Payoff dates and due dates do not match
You may assume that your payoff deadline date matches the month’s billing cycle’s end. Deferred card issuers aren’t required to make your payoff deadline and billing cycle end date coincide.
For example, you pay off a $3000 purchase on your deferred payment credit card. The promotion ends May 15th, but your bill is due May 25th. Paying your balance after the 15th will trigger the interest charges. This is despite your intention to pay your bill in full between May 16th and May 25th. You can end up paying hundreds of dollars in interest charges the next billing cycle from the $3000 expense. A true 0% APR card will only charge you interest on the unpaid balance at the end of the promotion.
Your payment may be diverted to other balances
Deferred interest credit cards may have multiple balances linked to the card. Two of these are the deferred interest balance and regular APR balance. When you make credit card payments, you may think the payment is toward your deferred interest balance. Instead, your credit card company applies most of your payment to new balances.
You may think that’s unfair, but the card company follows federal credit card regulations. The law says any payments over the minimum must be applied to the balance with the highest interest rate first. This means the new purchase balance at the regular APR will be paid off first. After that, any remaining funds will be used to pay off the deferred interest balance.
Non-promotional rates are notoriously high
According to the CFPB report from 2017, the average non-promotional deferred interest card APR is 24%, regardless of credit score. This is expensive after paying 0% APR the previous month. For cards with long promotional periods, the retroactive interest costs can equal about one-half of the original purchase.

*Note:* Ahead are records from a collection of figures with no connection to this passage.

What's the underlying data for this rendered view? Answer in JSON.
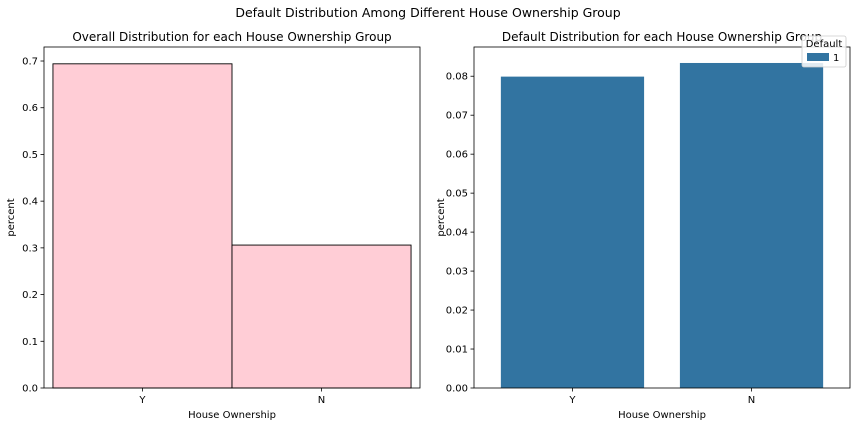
{
  "figure": {
    "suptitle": "Default Distribution Among Different House Ownership Group"
  },
  "chart_data": [
    {
      "type": "bar",
      "title": "Overall Distribution for each House Ownership Group",
      "xlabel": "House Ownership",
      "ylabel": "percent",
      "categories": [
        "Y",
        "N"
      ],
      "values": [
        0.694,
        0.306
      ],
      "ylim": [
        0,
        0.73
      ],
      "yticks": [
        0.0,
        0.1,
        0.2,
        0.3,
        0.4,
        0.5,
        0.6,
        0.7
      ],
      "ytick_labels": [
        "0.0",
        "0.1",
        "0.2",
        "0.3",
        "0.4",
        "0.5",
        "0.6",
        "0.7"
      ],
      "bar_color": "#ffcdd6",
      "edge_color": "#000000",
      "grid": false
    },
    {
      "type": "bar",
      "title": "Default Distribution for each House Ownership Group",
      "xlabel": "House Ownership",
      "ylabel": "percent",
      "categories": [
        "Y",
        "N"
      ],
      "series": [
        {
          "name": "1",
          "values": [
            0.0799,
            0.0834
          ]
        }
      ],
      "ylim": [
        0,
        0.0875
      ],
      "yticks": [
        0.0,
        0.01,
        0.02,
        0.03,
        0.04,
        0.05,
        0.06,
        0.07,
        0.08
      ],
      "ytick_labels": [
        "0.00",
        "0.01",
        "0.02",
        "0.03",
        "0.04",
        "0.05",
        "0.06",
        "0.07",
        "0.08"
      ],
      "legend": {
        "title": "Default",
        "placement": "top-right"
      },
      "bar_color": "#3274a1",
      "grid": false
    }
  ]
}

What to Do If You Already Have a Deferred Interest Card?
If you already have one of these cards in your wallet, you can take the following steps to mitigate your risk.
- Eliminate your balance early. Aim to pay off your balance at least a month before the deferred phase ends. If you’re unsure when this is, reread your statement disclosure, or contact your card issuer.
- Freeze your card usage until the balance is paid off. Don’t make new charges on the card to avoid multiple balances. You want your payment to go to the deferred balance.
- Choose a paper statement. Most people find remembering to pay bills on paper easier than e-bills.
You’d Better Choose a Balance Transfer Card
Deferred interest credit cards are no-interest cards with lots of strings attached. If you are considering paying down debt, why not get a 0% balance transfer APR card? It’s less costly and more straightforward to use.